If carrying out massive beacon deployments in stadiums like the Quicken Loans arena and events like SXSW has taught us one thing, it would be that change happens. Change can come in a variety of different ways, and it can be brought on by anything – from weather to the amount of people expected in a room. It can subsequently lead to more change, like changing the placement of beacons or the places that will trigger communications or experiences. Change is inevitable.

Being part of an Agile Software Development team, we expect change and for us, it is nothing out of the ordinary. However, when dealing with production applications last minute changes can be the difference between a working application in the hands of millions of users or an application doomed to be uninstalled. One feature we baked into the Gimbal SDK to make it more flexible was centralized configuration for key parts of the application.

What exactly can you configure on the server?

If you only had time to set up one server-side configuration, your biggest ‘bang for the buck’ would be to rely on server-side Customization of Place Detection for Beacons. Having the Customization of Place Detection for beacons on the server side means you can tune the RSSI values that trigger arrival and departure of places on the server. But why is this important?

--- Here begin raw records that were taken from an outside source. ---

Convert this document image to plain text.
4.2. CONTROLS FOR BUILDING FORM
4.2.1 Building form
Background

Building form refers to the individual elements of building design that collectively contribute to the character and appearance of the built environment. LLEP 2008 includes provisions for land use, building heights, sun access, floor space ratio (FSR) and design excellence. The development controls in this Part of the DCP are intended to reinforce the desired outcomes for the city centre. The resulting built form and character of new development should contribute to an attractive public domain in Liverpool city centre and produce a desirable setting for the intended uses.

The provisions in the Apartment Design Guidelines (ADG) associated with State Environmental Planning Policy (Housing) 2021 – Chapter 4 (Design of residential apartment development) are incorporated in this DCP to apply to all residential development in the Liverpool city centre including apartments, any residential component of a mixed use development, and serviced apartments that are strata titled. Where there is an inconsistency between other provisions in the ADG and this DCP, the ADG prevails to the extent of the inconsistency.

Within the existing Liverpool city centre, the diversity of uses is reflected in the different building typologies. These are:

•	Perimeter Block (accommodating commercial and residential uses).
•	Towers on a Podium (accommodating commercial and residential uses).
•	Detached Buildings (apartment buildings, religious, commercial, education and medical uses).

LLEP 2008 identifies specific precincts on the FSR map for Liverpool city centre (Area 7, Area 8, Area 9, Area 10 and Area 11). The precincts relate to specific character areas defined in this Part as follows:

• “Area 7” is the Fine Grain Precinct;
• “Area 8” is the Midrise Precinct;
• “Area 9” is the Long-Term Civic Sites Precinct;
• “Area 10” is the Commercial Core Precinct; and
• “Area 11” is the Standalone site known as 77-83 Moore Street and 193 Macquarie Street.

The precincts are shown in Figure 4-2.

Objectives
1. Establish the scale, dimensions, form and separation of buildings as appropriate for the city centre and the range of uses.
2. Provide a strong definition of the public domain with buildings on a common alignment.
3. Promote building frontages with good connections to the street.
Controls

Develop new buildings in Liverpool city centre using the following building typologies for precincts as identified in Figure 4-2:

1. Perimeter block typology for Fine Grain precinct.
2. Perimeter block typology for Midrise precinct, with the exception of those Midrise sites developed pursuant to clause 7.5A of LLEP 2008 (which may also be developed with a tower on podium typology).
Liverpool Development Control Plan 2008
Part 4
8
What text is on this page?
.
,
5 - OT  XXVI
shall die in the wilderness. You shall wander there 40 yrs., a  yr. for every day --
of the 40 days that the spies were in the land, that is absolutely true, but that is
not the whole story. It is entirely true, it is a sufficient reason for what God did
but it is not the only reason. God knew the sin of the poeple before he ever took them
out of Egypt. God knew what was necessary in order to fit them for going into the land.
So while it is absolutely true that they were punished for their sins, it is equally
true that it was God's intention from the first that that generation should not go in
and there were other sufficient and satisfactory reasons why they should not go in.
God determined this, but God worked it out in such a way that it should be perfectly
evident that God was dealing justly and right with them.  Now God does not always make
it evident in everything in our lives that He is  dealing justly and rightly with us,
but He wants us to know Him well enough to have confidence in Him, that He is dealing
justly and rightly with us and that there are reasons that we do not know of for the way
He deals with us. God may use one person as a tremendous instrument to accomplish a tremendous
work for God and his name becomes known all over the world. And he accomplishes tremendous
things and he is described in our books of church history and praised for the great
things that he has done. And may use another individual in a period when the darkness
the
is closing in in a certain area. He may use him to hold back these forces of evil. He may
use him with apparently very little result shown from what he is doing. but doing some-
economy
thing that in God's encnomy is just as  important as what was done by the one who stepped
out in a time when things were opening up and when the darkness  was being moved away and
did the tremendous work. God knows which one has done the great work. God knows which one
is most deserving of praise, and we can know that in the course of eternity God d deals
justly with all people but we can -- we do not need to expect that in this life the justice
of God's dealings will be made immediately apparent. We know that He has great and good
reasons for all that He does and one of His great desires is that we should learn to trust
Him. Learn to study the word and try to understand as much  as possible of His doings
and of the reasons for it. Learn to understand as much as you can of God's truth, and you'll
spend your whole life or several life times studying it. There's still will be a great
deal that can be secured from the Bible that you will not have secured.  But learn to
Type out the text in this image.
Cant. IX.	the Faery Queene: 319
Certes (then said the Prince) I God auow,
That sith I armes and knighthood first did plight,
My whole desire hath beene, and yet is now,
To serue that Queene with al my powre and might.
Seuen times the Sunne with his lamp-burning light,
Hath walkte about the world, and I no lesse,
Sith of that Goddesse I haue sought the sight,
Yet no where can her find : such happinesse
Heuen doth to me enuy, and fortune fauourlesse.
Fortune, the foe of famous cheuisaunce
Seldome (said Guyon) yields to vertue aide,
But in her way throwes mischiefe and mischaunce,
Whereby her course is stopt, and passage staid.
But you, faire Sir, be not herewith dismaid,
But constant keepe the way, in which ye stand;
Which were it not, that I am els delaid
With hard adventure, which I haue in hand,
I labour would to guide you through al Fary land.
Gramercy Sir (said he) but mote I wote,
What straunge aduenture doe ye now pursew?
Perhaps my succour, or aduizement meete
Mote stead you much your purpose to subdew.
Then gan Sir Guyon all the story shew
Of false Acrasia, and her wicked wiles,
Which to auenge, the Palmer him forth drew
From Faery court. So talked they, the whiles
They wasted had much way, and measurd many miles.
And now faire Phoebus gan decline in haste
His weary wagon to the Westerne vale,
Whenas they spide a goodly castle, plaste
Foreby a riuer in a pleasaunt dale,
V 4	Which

Mobile App ConfigurationThe reason is that a bulk of the time spent on beacon deployments goes to creating the best possible user experience, and this usually translates to getting the app in question to trigger at the appropriate distances.Fine tuning the distance ranges is important because you want to avoid sending out a “Welcome to Bob’s Clothing Depot” message when someone is actually in the ice cream shop next door.

Often enough instances like this arise in apps that are hard-coded to trigger at specific RSSI values in test scenarios. However, because of how Bluetooth works there are many factors that can change what values will be appropriate when the app launches (e.g. a new display is a set-up in front of the beacons which now affects beacon signal strength).

Setting these values in Gimbal Manager, instead of within the application itself, is important for two reasons. The first is that developers spend less time testing in the physical location of the deployment and when the deploying code, the specific location of the beacon is not as important because it can be tuned again later.

The second reason is that Gimbal Manager lets you turn on and off whole parts of the SDK such as geofencing, beacon monitoring and communication delivery from the server. Which makes it so that if you need to update your application in the app store before you can physically deploy your beacons, you can safely develop everything internally and enable beacon monitoring in the app whenever deployment is done.

Why have Client-side configuration?
After all the talk of avoiding client-side configuration and the push to do it all on the server, why do we allow you to turn on and off features from the SDK? From the beginning, we at Gimbal, have always felt that the SDK should have an opt-in experience to prevent the platform from turning into a contextually aware spambot. With this in mind, if you were to opt-in you should also be able to opt-out. We think this is the perfect place for client- side configuration. Even though the server tells the application to enable geofencing, beacon monitoring, and communications, you can also build user-specific options to disable them from the client.